In the afternoon I drafted a Board paper and after some complex calculations caught up on the house energy bills. We're currently ahead, but must use less electricity next month otherwise the difference will need to be made up in plasma donation or nursing time. I do pity the neighbourhoods with no medical facilities, but having a treaty with Addenbrooke's is a double-edged sword. At 3pm the next shift began and I tried to slip away and get home. The Neighbourhood Order Brigade were having none of that, though, and I was planting saplings and felling traffic lights until nightfall. There was carrot soup and toast on the table when I got back; I love my housemates.

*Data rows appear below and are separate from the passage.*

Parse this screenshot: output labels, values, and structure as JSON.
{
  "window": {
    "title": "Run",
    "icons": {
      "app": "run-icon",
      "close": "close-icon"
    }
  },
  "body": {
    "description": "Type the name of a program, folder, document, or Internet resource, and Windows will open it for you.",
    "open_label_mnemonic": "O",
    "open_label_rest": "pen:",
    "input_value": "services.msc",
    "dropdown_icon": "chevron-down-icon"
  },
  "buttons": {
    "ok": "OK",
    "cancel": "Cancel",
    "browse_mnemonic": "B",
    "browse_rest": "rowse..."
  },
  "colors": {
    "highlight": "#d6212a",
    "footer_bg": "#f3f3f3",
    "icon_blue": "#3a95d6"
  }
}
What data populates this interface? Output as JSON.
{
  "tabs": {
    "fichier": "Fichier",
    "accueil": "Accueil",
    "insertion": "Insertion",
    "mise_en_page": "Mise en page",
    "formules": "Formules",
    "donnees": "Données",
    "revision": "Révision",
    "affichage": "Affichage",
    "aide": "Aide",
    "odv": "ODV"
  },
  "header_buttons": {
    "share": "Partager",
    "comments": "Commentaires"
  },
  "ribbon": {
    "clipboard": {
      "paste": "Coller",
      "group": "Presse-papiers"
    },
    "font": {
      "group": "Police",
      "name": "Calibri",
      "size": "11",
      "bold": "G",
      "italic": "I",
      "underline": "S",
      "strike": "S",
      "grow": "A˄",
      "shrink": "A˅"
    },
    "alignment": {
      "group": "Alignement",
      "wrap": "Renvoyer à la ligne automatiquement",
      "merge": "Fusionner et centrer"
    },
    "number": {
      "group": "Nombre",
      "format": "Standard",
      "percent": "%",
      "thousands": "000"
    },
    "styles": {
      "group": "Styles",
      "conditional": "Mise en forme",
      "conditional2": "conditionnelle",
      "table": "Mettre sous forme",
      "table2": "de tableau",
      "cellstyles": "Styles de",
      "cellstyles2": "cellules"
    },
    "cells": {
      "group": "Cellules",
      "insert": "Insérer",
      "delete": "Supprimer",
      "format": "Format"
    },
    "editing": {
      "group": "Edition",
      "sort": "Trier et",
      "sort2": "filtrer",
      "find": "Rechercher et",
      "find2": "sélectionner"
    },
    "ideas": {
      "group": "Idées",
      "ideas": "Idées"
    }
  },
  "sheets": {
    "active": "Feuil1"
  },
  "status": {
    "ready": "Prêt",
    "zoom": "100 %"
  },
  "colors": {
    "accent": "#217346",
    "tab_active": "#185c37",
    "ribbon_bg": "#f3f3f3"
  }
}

There was also a letter from my parents waiting for me, addressed in Celtic as well as English so that the The Ancient Kingdom of the Iceni (formerly Suffolk) postal service would accept it. Mum says that Dad has been promoted to Wise Old Man on the Parish Council, after telling a historic anecdote that lasted 47 minutes without repetition or hesitation, but plenty of deviation. I'm so proud. Mum is already an official Wise Old Woman, although she isn't too keen on the title. Their alpacas are doing well, and Mum says she's making me a jumper with their wool. The debate about whether tiled roofs are evil and should all be replaced with thatch continues to rage; it seems that a growing minority consider caves to be the preferable alternative. No more noise from Norfolk (or Them Up North, as Mum puts it) although constant vigilance is being maintained. It sounds like both parents are happy and enjoying the picturesque local sport of 'throwing rocks at the Landrover'. Neither of my cousins have returned from their quests yet. They occasionally phone home on stolen iPhones to let us know they're OK. My aunt has started breeding quails.
By the time I'd finished reading this missive it was raining pretty hard, so the campfire was a no go. We checked the sandbags and seagull-repellent, then trekked over to the local pub, which had some rock band and a scrabble tournament. They also have enough independent PV on the roof to avoid powerdowns, so the lights barely even flicker when the neighbourhood grid goes down. Wading home was a little tricky, as the puddles were full of eels. I swear Fenlanders are deliberately introducing the slimy buggers for nefarious purposes. One of them nearly chewed my bootlace off (an eel not a Fenlander, on this occasion).
The house was pretty cold and the mould staging a comeback, so to cheer ourselves up we constructed the community trampoline. Otherwise known as jumping up and down on a pile of mattresses. This confuses the neighbours, which is always fun. They've quietened down a lot since the Neighbourhood Order Brigade discovered they were students and put them on sewer-digging duty. The volume of puddles suggests they're slacking off a bit, I have to say.
I'm looking forward to tomorrow, as it'll be my turn as Neighbourhood Mayor and walk the boundaries, carrying a big stick and giving orders. I intend to ensure that the Neighbourhood Plan must be in haiku, tax tabloids for every capital letter that they use, and outlaw bacon in all its evil forms. Viva Big Society!